Versions 3 and 4 of platform are due this year, with version 3 likely to be feature-complete next month

Symbian Foundation, responsible for development of the Symbian mobile OS, is readying its Symbian^3 and Symbian^4 versions of the platform, with version 3 likely to be feature-complete next month, a Symbian blogger said this week.

The general releases of versions 3 and 4 are anticipated for the first quarter of this year and the end of 2010, respectively, Symbian representatives said on Friday afternoon. The OS is supported on mobile phones from such companies as Nokia, Samsung, and Sony Ericsson.

[ Among the challenges the Symbian Foundation faces is competition from platforms such as Apple iPhone and GoogleAndroid and RIM Blackberry. ]

Version 3 will offer capabilities such as a multipage home screen and HD video support, with backing for files of more than 2GB, said Victor Palau, a member of the Symbian release team, in a blog post. One-click connectivity in version 3 provides a simpler connection dialog. Also featured is remote contact lookup, via a plug-in framework and HDMI support for audio, video and images.

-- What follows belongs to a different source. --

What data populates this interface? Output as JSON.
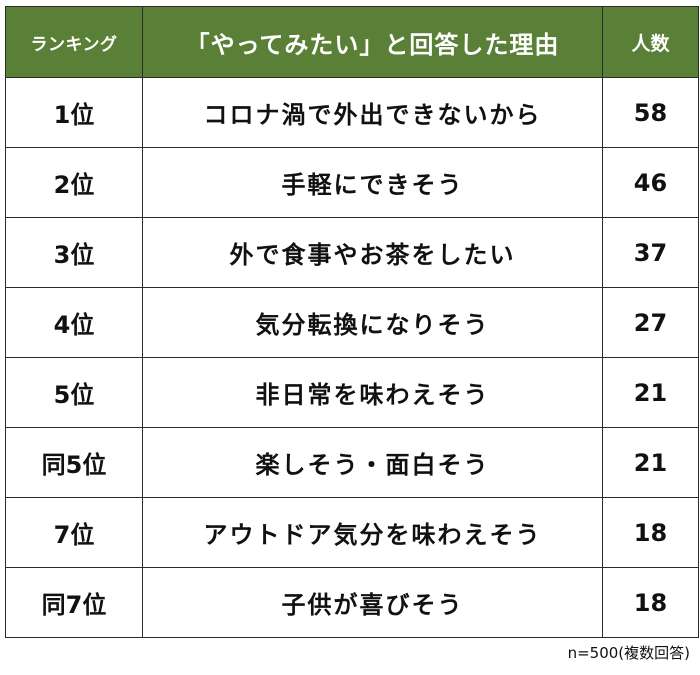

"So Symbian^3 is progressing nicely, and at the same time Symbian^4 is starting to build up a substantial contribution plan with already 60 Package Features," Palau said. Version 4 is primarily known for a "complete overhaul" of the UI environment but also features a reference implementation of the ECAM camera API from ISB.

"It will provide the capability to use a PC development environment (and consequently a better debugging experience) for camera applications, which until now can only be tested using a production hardware," Palau said.

Other capabilities eyed include a low-level geocoding framework and APIs and direct support for the Bluetooth UI. Version 4 also may support Qt location UI applications. Parallel processing in multicore processors is a priority as well.

Symbian had been acquired by Nokia but became a separate entity, with a goal of offering the Symbian OS as an open source platform. The OS is expected to be fully open source in the first half of this year.